Director - David Nutter

Cast - James Marsden, Katie Holmes

Country of Origin - U.S.

Discs - 1

Distributor - Scream Factory

Reviewer - Richard Glenn Schmidt

Date - 03/30/2016

The Film (3/5)

When beautiful teenager Steve (James Marsden) and his family move to Cradle Bay after a family tragedy, it’s clear that something sinister is going on in the sleepy town. A clique called the Blue Ribbons has the run of the high school and they seem perfect but occasionally, one of them goes berserk and people get hurt or killed. Steve teams up with a stoner and a sexy bad girl (Nick Stahl and Katie Holmes, respectively) to investigate the local mad scientist (Bruce Greenwood) who is turning kids into overachieving monsters.
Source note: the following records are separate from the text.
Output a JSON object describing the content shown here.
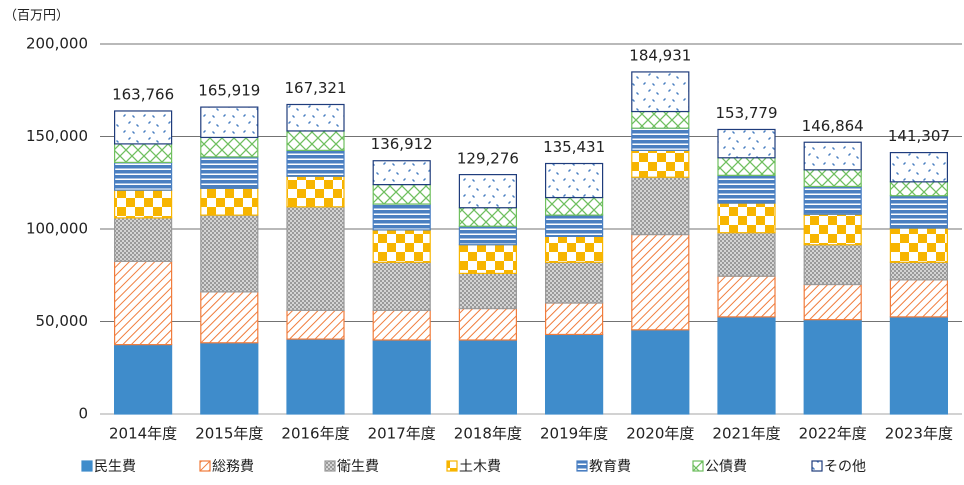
{
  "chart_data": {
    "type": "stacked_bar",
    "unit_label": "（百万円）",
    "categories": [
      "2014年度",
      "2015年度",
      "2016年度",
      "2017年度",
      "2018年度",
      "2019年度",
      "2020年度",
      "2021年度",
      "2022年度",
      "2023年度"
    ],
    "series": [
      {
        "name": "民生費",
        "color": "#3f8ccb",
        "pattern": "solid",
        "values": [
          37500,
          38500,
          40500,
          40000,
          40000,
          43000,
          45500,
          52500,
          51000,
          52500
        ]
      },
      {
        "name": "総務費",
        "color": "#f07c3c",
        "pattern": "diagonal",
        "values": [
          45000,
          27500,
          15500,
          16000,
          17000,
          17000,
          51500,
          22000,
          19000,
          20000
        ]
      },
      {
        "name": "衛生費",
        "color": "#9a9a9a",
        "pattern": "dots",
        "values": [
          23500,
          41500,
          56000,
          26000,
          19000,
          22000,
          31000,
          23500,
          21500,
          9500
        ]
      },
      {
        "name": "土木費",
        "color": "#f7b500",
        "pattern": "checker",
        "values": [
          15000,
          14500,
          16500,
          17500,
          15500,
          14000,
          14500,
          16000,
          16500,
          18500
        ]
      },
      {
        "name": "教育費",
        "color": "#4a7fc1",
        "pattern": "hstripes",
        "values": [
          15000,
          17000,
          14000,
          14000,
          10000,
          11500,
          12000,
          15000,
          15000,
          17500
        ]
      },
      {
        "name": "公債費",
        "color": "#6fbf5f",
        "pattern": "cross",
        "values": [
          10000,
          10500,
          10500,
          10500,
          10000,
          9500,
          9000,
          9500,
          9000,
          7500
        ]
      },
      {
        "name": "その他",
        "color": "#1f3c7c",
        "pattern": "scatter",
        "values": [
          17800,
          16400,
          14300,
          12900,
          17900,
          18400,
          21400,
          15300,
          14900,
          15800
        ]
      }
    ],
    "totals": {
      "values": [
        163766,
        165919,
        167321,
        136912,
        129276,
        135431,
        184931,
        153779,
        146864,
        141307
      ],
      "value_labels": [
        "163,766",
        "165,919",
        "167,321",
        "136,912",
        "129,276",
        "135,431",
        "184,931",
        "153,779",
        "146,864",
        "141,307"
      ]
    },
    "ylim": [
      0,
      200000
    ],
    "yticks": [
      0,
      {
        "value": 50000,
        "label": "50,000"
      },
      {
        "value": 100000,
        "label": "100,000"
      },
      {
        "value": 150000,
        "label": "150,000"
      },
      {
        "value": 200000,
        "label": "200,000"
      }
    ],
    "grid": true,
    "legend": "bottom"
  }
}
TV director David Nutter brings us Disturbing Behavior, a slick teen horror movie from the 1990s that made a huge impact at the theaters on the minds of moviegoers when it was unleashed upon the world. Well, maybe not. It made its money back and people sort of remember it. I enjoy this one as a guilty pleasure that only makes me wince a few times during its running time. I must mention the supporting cast which features William Sadler as a janitor with a secret, Steve Railsback as a cop with a secret, and a young Katharine Isabelle as the little sister without a secret.

Audio/Video (4/5)

If you enjoy this film and are considering upgrading your old MGM DVD or you’re on a 90s horror kick, go for it! Shout! Factory’s Blu-ray looks and sounds pretty damn good in 1.85:1 and 5.1 DTS-HD Master Audio.

Extras (3/5)

I believe that the extras from the DVD have all been ported to this disc. There’s an audio commentary with director Nutter as well as a bunch of deleted scenes with his commentary. The director’s cut of this film was supposedly 115 minutes and I kind of wish that there was a version of it here.

Overall (3/5)

I have a fond memory of catching Disturbing Behavior during its theatrical run and not because it’s a classic or anything. No, my friend and I laughed our heads off at this angst-ridden teen horror film with so much wannabe poignant shlock and pseudoscience that it was impossible to take seriously.  Surprisingly, this movie has aged better than I expected (which isn’t saying much) and is a fun snapshot of how the horror genre was aimed at the youth of 1998. The music queues are invasive and terrible and the ubiquitous scene where the various high school cliques are laid out is embarrassingly bad. On the plus side, Disturbing Behavior has energy to spare, atmospheric sets and locations, and the cast is very good. While it’s not mentioned in the trivia anywhere, this film has some similarities to Aussie horror flick Strange Behavior from 1981.